Although this old limestone quarry still boasts a massive stone crusher, and an underground tunnel, the truly interesting part of its story lies after the quarry was decommissioned.
Having been decommissioned as a quarry at the beginning of World War I and converted into a munitions factory, Split Rock Quarry, at its prime, produced as much as a quarter of American TNT used in the conflict The danger of fires was constant but manageable, as the plant was always staffed by 300 or more trained firefighters and watchmen.

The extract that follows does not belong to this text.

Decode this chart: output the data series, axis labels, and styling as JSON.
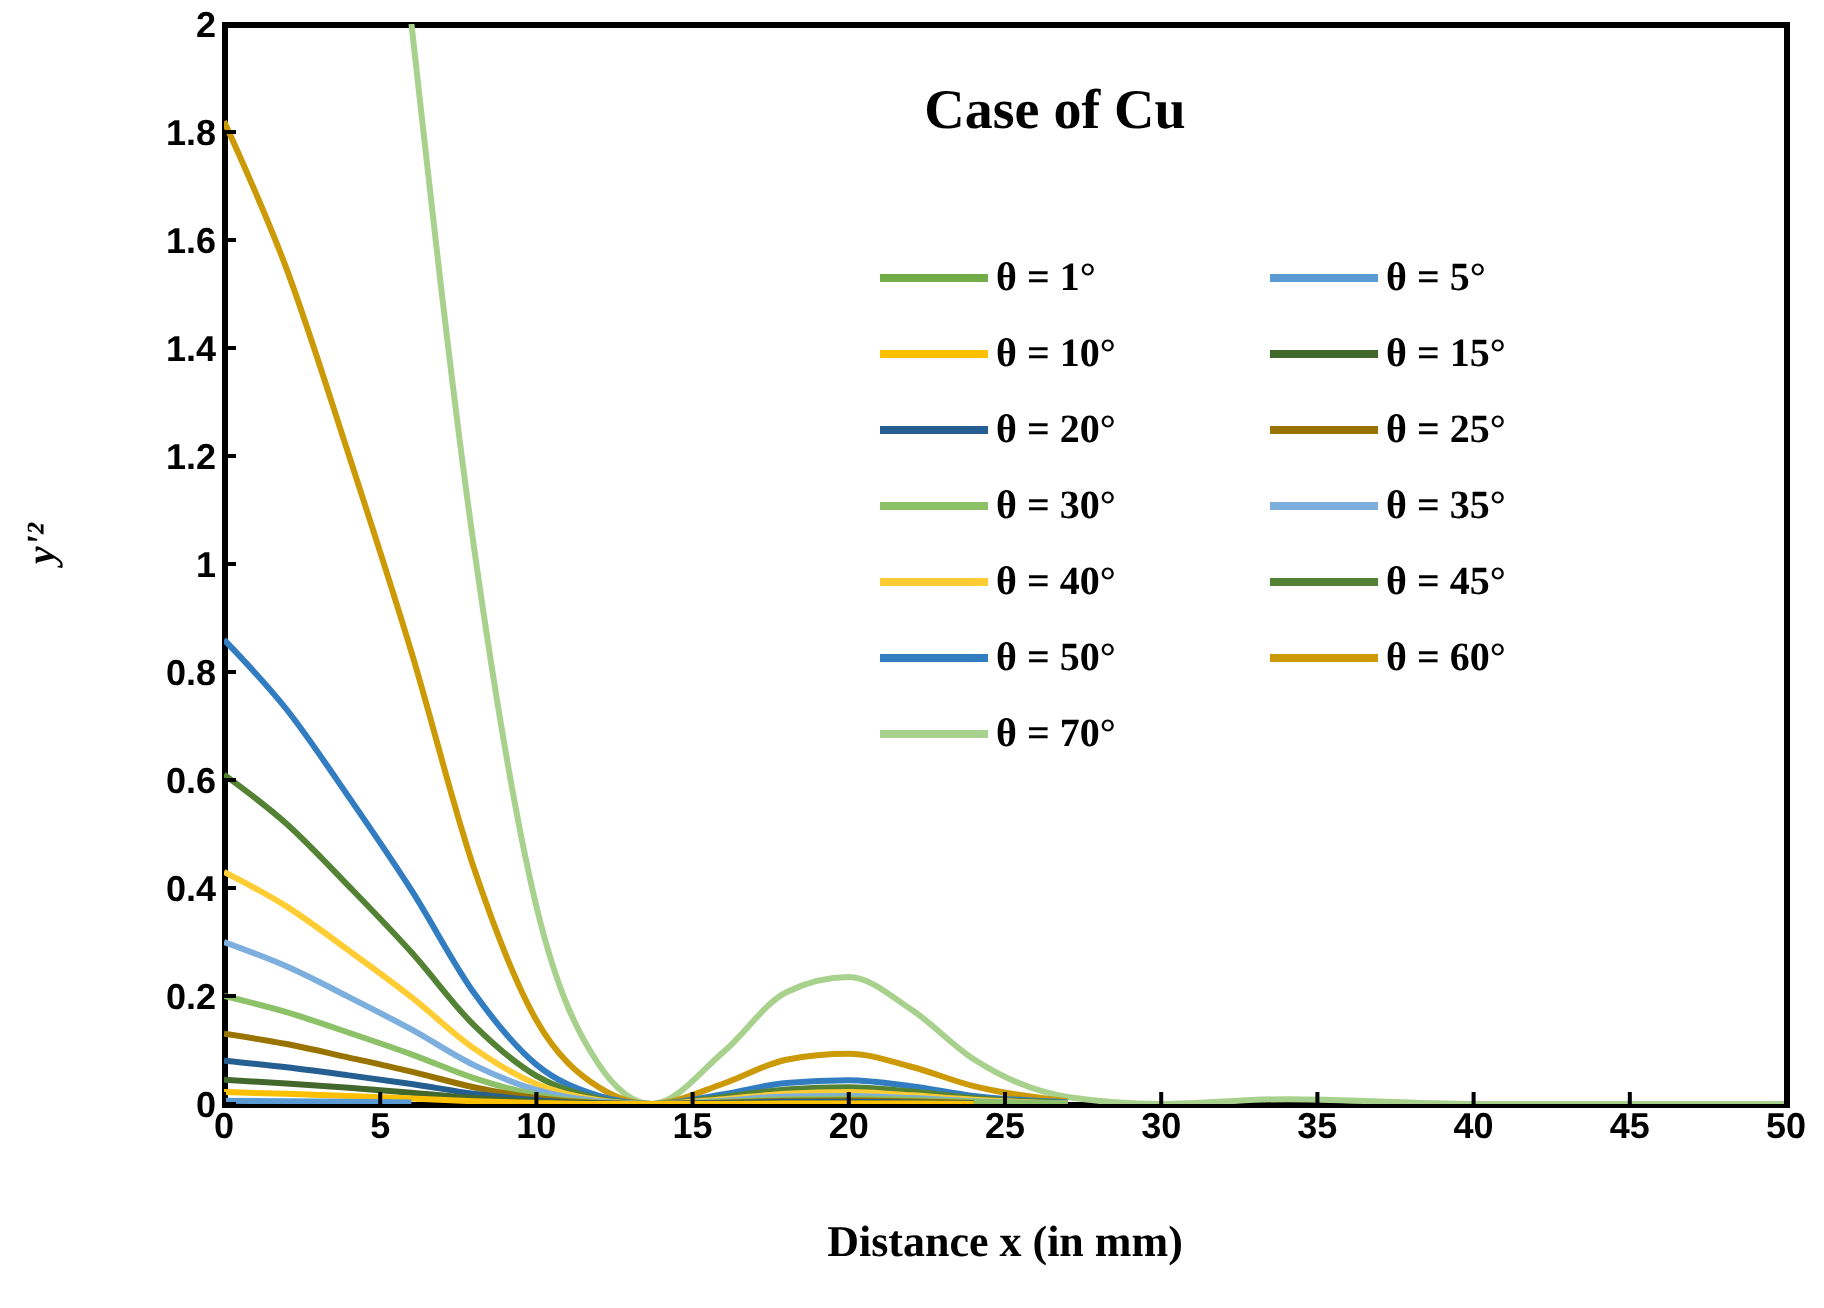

But on the night of July 2, 1918, a fire broke out and quickly got out of hand. Wind whipped the small blaze into a bonfire. When firehoses began failing, the plastic melted, and the men began to run for cover. As the flames reached the toxic chemicals and ammunitions, a blast 100 feet tall erupted, throwing men into the air.
Fifty men were killed, some in the flames, some upon impact, and others without a scratch, having been poisoned by gasses. Even then, further disaster had been averted. For on that night, had the winds not changed, the 1.5 million pounds of explosives stored up hill would have been ignited. The entire city of Syracuse—and half of Onondaga county—could have been destroyed that night.
Today, the quarry sits, eerie and gray, with little left of its structures. Cliffs and gullies show the remnants of the mine. Bike trails weave along the 1,000 acres of land. The only remaining structure is the old rock crusher, and the tunnel that runs through the cliff behind it. The quarry is public use land.